The embryos are cultured in petri dish with nutritional medium drops covered with liquid paraffin, which prevents them from evaporating. The petri dish is placed in an incubator at a temperature of 370 C, 6% carbon dioxide and 5% oxygen. The cultivation lasts for 2-5 days by the time of embryo transfer or cryopreservation of the embryos received.
Estimate of developmental stage
The standard way of monitoring and evaluating embryo development is by taking the vessel containing the embryos out of the incubator once daily, in the morning, and placing it under a microscope. The embryos are monitored one by one and different parameters are recorded depending on the stage of development, number of cells, evenness of the cells, fragmentation, compactization, size of the blastocysts, etc.
• On day 1 following insemination, normally fertilized eggs have 2 pronuclei.
• On day 2 the embryo should divide at 2 to 4 cells.
• On day 3 the embryo is at 6 to 8 cells.
• On day 4 the division continues (12-16 cells) and normally the cells start to compact and cannot be counted.
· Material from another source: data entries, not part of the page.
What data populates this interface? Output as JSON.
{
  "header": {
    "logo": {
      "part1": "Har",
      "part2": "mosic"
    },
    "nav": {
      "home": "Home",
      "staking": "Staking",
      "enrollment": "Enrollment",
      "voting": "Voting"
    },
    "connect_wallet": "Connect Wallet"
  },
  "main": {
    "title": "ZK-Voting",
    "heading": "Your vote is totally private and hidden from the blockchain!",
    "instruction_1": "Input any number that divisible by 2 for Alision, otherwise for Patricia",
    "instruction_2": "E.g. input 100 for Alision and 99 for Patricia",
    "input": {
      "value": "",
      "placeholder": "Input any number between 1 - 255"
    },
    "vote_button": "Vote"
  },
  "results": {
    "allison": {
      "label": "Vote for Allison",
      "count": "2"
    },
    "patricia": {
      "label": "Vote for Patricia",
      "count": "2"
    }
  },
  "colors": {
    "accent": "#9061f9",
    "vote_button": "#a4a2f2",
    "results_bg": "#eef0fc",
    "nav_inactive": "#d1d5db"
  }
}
At this stage, the embryo is called morula.
• On day 5 blastocysts are formed. As a blastocyst, the embryo has an average of about 60 cells. At this stage a cavity in the embryo is formed and the cells differentiate to trophoblast, which participates in the formation of the placenta and inner cell mass of which the fetus develops.
The data is entered in the electronic file and stored in the protocol for the specific procedure. We track the individual development of each embryo and thus evaluate its quality.
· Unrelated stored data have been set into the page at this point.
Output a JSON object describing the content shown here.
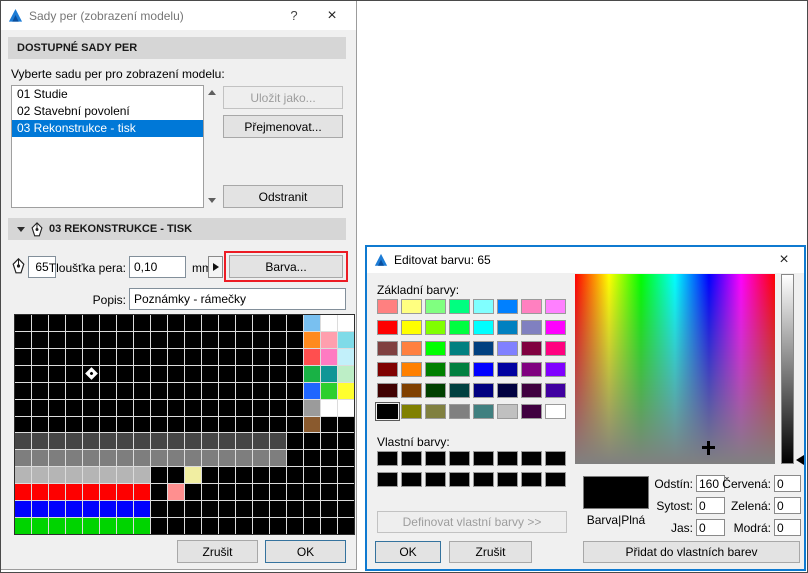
{
  "left_dialog": {
    "title": "Sady per (zobrazení modelu)",
    "controls": {
      "help": "?",
      "close": "×"
    },
    "section_available": "DOSTUPNÉ SADY PER",
    "select_label": "Vyberte sadu per pro zobrazení modelu:",
    "pen_sets": [
      "01 Studie",
      "02 Stavební povolení",
      "03 Rekonstrukce - tisk"
    ],
    "selected_index": 2,
    "buttons": {
      "save_as": "Uložit jako...",
      "rename": "Přejmenovat...",
      "delete": "Odstranit",
      "color": "Barva...",
      "cancel": "Zrušit",
      "ok": "OK"
    },
    "section_current": "03 REKONSTRUKCE - TISK",
    "pen_number": "65",
    "thickness_label": "Tloušťka pera:",
    "thickness_value": "0,10",
    "unit_label": "mm",
    "desc_label": "Popis:",
    "desc_value": "Poznámky - rámečky",
    "pen_grid": {
      "cols": 20,
      "selected": {
        "row": 3,
        "col": 4
      },
      "rows": [
        [
          "#000000",
          "#000000",
          "#000000",
          "#000000",
          "#000000",
          "#000000",
          "#000000",
          "#000000",
          "#000000",
          "#000000",
          "#000000",
          "#000000",
          "#000000",
          "#000000",
          "#000000",
          "#000000",
          "#000000",
          "#79c0f0",
          "#ffffff",
          "#ffffff"
        ],
        [
          "#000000",
          "#000000",
          "#000000",
          "#000000",
          "#000000",
          "#000000",
          "#000000",
          "#000000",
          "#000000",
          "#000000",
          "#000000",
          "#000000",
          "#000000",
          "#000000",
          "#000000",
          "#000000",
          "#000000",
          "#ff8a1e",
          "#ff9fae",
          "#7fdbe8"
        ],
        [
          "#000000",
          "#000000",
          "#000000",
          "#000000",
          "#000000",
          "#000000",
          "#000000",
          "#000000",
          "#000000",
          "#000000",
          "#000000",
          "#000000",
          "#000000",
          "#000000",
          "#000000",
          "#000000",
          "#000000",
          "#ff4f4f",
          "#ff7ac2",
          "#c2f0fa"
        ],
        [
          "#000000",
          "#000000",
          "#000000",
          "#000000",
          "#000000",
          "#000000",
          "#000000",
          "#000000",
          "#000000",
          "#000000",
          "#000000",
          "#000000",
          "#000000",
          "#000000",
          "#000000",
          "#000000",
          "#000000",
          "#19b245",
          "#0f9696",
          "#bdeec6"
        ],
        [
          "#000000",
          "#000000",
          "#000000",
          "#000000",
          "#000000",
          "#000000",
          "#000000",
          "#000000",
          "#000000",
          "#000000",
          "#000000",
          "#000000",
          "#000000",
          "#000000",
          "#000000",
          "#000000",
          "#000000",
          "#1f66ff",
          "#2dcf2d",
          "#ffff2e"
        ],
        [
          "#000000",
          "#000000",
          "#000000",
          "#000000",
          "#000000",
          "#000000",
          "#000000",
          "#000000",
          "#000000",
          "#000000",
          "#000000",
          "#000000",
          "#000000",
          "#000000",
          "#000000",
          "#000000",
          "#000000",
          "#9b9b9b",
          "#ffffff",
          "#ffffff"
        ],
        [
          "#000000",
          "#000000",
          "#000000",
          "#000000",
          "#000000",
          "#000000",
          "#000000",
          "#000000",
          "#000000",
          "#000000",
          "#000000",
          "#000000",
          "#000000",
          "#000000",
          "#000000",
          "#000000",
          "#000000",
          "#8a5a2e",
          "#000000",
          "#000000"
        ],
        [
          "#464646",
          "#464646",
          "#464646",
          "#464646",
          "#464646",
          "#464646",
          "#464646",
          "#464646",
          "#464646",
          "#464646",
          "#464646",
          "#464646",
          "#464646",
          "#464646",
          "#464646",
          "#464646",
          "#000000",
          "#000000",
          "#000000",
          "#000000"
        ],
        [
          "#7e7e7e",
          "#7e7e7e",
          "#7e7e7e",
          "#7e7e7e",
          "#7e7e7e",
          "#7e7e7e",
          "#7e7e7e",
          "#7e7e7e",
          "#7e7e7e",
          "#7e7e7e",
          "#7e7e7e",
          "#7e7e7e",
          "#7e7e7e",
          "#7e7e7e",
          "#7e7e7e",
          "#7e7e7e",
          "#000000",
          "#000000",
          "#000000",
          "#000000"
        ],
        [
          "#b5b5b5",
          "#b5b5b5",
          "#b5b5b5",
          "#b5b5b5",
          "#b5b5b5",
          "#b5b5b5",
          "#b5b5b5",
          "#b5b5b5",
          "#000000",
          "#000000",
          "#f1eea2",
          "#000000",
          "#000000",
          "#000000",
          "#000000",
          "#000000",
          "#000000",
          "#000000",
          "#000000",
          "#000000"
        ],
        [
          "#fe0000",
          "#fe0000",
          "#fe0000",
          "#fe0000",
          "#fe0000",
          "#fe0000",
          "#fe0000",
          "#fe0000",
          "#000000",
          "#ff8f8f",
          "#000000",
          "#000000",
          "#000000",
          "#000000",
          "#000000",
          "#000000",
          "#000000",
          "#000000",
          "#000000",
          "#000000"
        ],
        [
          "#0000fe",
          "#0000fe",
          "#0000fe",
          "#0000fe",
          "#0000fe",
          "#0000fe",
          "#0000fe",
          "#0000fe",
          "#000000",
          "#000000",
          "#000000",
          "#000000",
          "#000000",
          "#000000",
          "#000000",
          "#000000",
          "#000000",
          "#000000",
          "#000000",
          "#000000"
        ],
        [
          "#00d400",
          "#00d400",
          "#00d400",
          "#00d400",
          "#00d400",
          "#00d400",
          "#00d400",
          "#00d400",
          "#000000",
          "#000000",
          "#000000",
          "#000000",
          "#000000",
          "#000000",
          "#000000",
          "#000000",
          "#000000",
          "#000000",
          "#000000",
          "#000000"
        ]
      ]
    }
  },
  "color_dialog": {
    "title": "Editovat barvu: 65",
    "controls": {
      "close": "×"
    },
    "basic_label": "Základní barvy:",
    "basic_colors": [
      "#FF8080",
      "#FFFF80",
      "#80FF80",
      "#00FF80",
      "#80FFFF",
      "#0080FF",
      "#FF80C0",
      "#FF80FF",
      "#FF0000",
      "#FFFF00",
      "#80FF00",
      "#00FF40",
      "#00FFFF",
      "#0080C0",
      "#8080C0",
      "#FF00FF",
      "#804040",
      "#FF8040",
      "#00FF00",
      "#008080",
      "#004080",
      "#8080FF",
      "#800040",
      "#FF0080",
      "#800000",
      "#FF8000",
      "#008000",
      "#008040",
      "#0000FF",
      "#0000A0",
      "#800080",
      "#8000FF",
      "#400000",
      "#804000",
      "#004000",
      "#004040",
      "#000080",
      "#000040",
      "#400040",
      "#4000A0",
      "#000000",
      "#808000",
      "#808040",
      "#808080",
      "#408080",
      "#C0C0C0",
      "#400040",
      "#FFFFFF"
    ],
    "selected_basic_index": 40,
    "custom_label": "Vlastní barvy:",
    "custom_colors": [
      "#000000",
      "#000000",
      "#000000",
      "#000000",
      "#000000",
      "#000000",
      "#000000",
      "#000000",
      "#000000",
      "#000000",
      "#000000",
      "#000000",
      "#000000",
      "#000000",
      "#000000",
      "#000000"
    ],
    "define_custom_label": "Definovat vlastní barvy >>",
    "ok_label": "OK",
    "cancel_label": "Zrušit",
    "add_custom_label": "Přidat do vlastních barev",
    "preview_color": "#000000",
    "preview_label": "Barva|Plná",
    "fields": [
      {
        "label": "Odstín:",
        "value": "160"
      },
      {
        "label": "Sytost:",
        "value": "0"
      },
      {
        "label": "Jas:",
        "value": "0"
      },
      {
        "label": "Červená:",
        "value": "0"
      },
      {
        "label": "Zelená:",
        "value": "0"
      },
      {
        "label": "Modrá:",
        "value": "0"
      }
    ]
  }
}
Time-lapse embryo culturing in EmbryoScope
EmbryoScope combines the latest generation embryo incubator with a built-in microscope, a camera and a specialized software for monitoring and analysis of embryo development. It is a comprehensive system where embryos can develop and be monitored without taking them out. This reduces stress on the embryos and provides conditions for better development. The conditions for embryo culturing are very good and remain stable throughout the process. The EmbryoScope monitors round-the-clock all parameters such as temperature and gases and data are stored for each patient.
The camera captures the development of the embryo every 10 minutes, in seven focal planes. Unlike conventional monitoring under a microscope at a certain time, with EmbryoScope we can monitor the development in its dynamics, that is, how morphology changes over time. We are able to analyze the development and to track the division and changes in morphology in detail at any time. The analysis data are stored and can be used in future studies. We аrе building а mathematical model which will facilitate the selection of embryos with the highest implantation potential, which is different for each hospital. By choosing the most suitable embryo we increase the chances of success and the overall success rate.
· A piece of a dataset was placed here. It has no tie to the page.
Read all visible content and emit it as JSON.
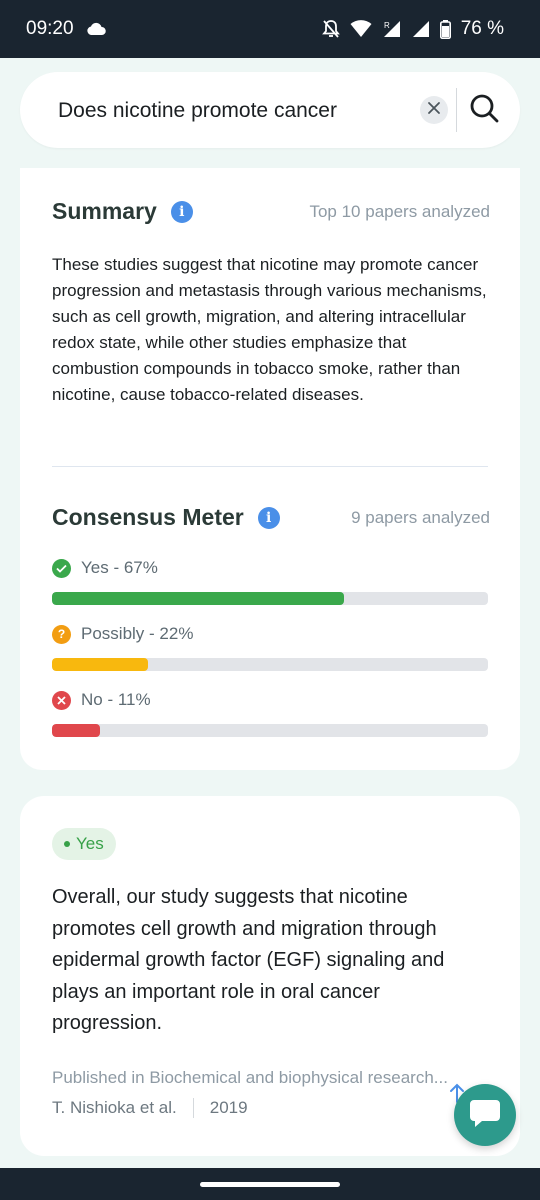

The procedure for returning the embryos into the uterus occurs 2 to 5 days of fertilization. Your treating physician decides which day is most suitable for your embryo transfer. For embryo transfer we select the best embryos comparing their division and other morphological indicators. The selected embryos are placed in a petri dish with nutritional medium. An individual sterile catheter with syringe is prepared. When the doctor is ready to perform the manipulation, the embryos are drawn to the tip of the catheter in the form of a small drop. The catheter penetrates the cervix and under ultrasound guidance the embryos are placed in a suitable area in the uterus.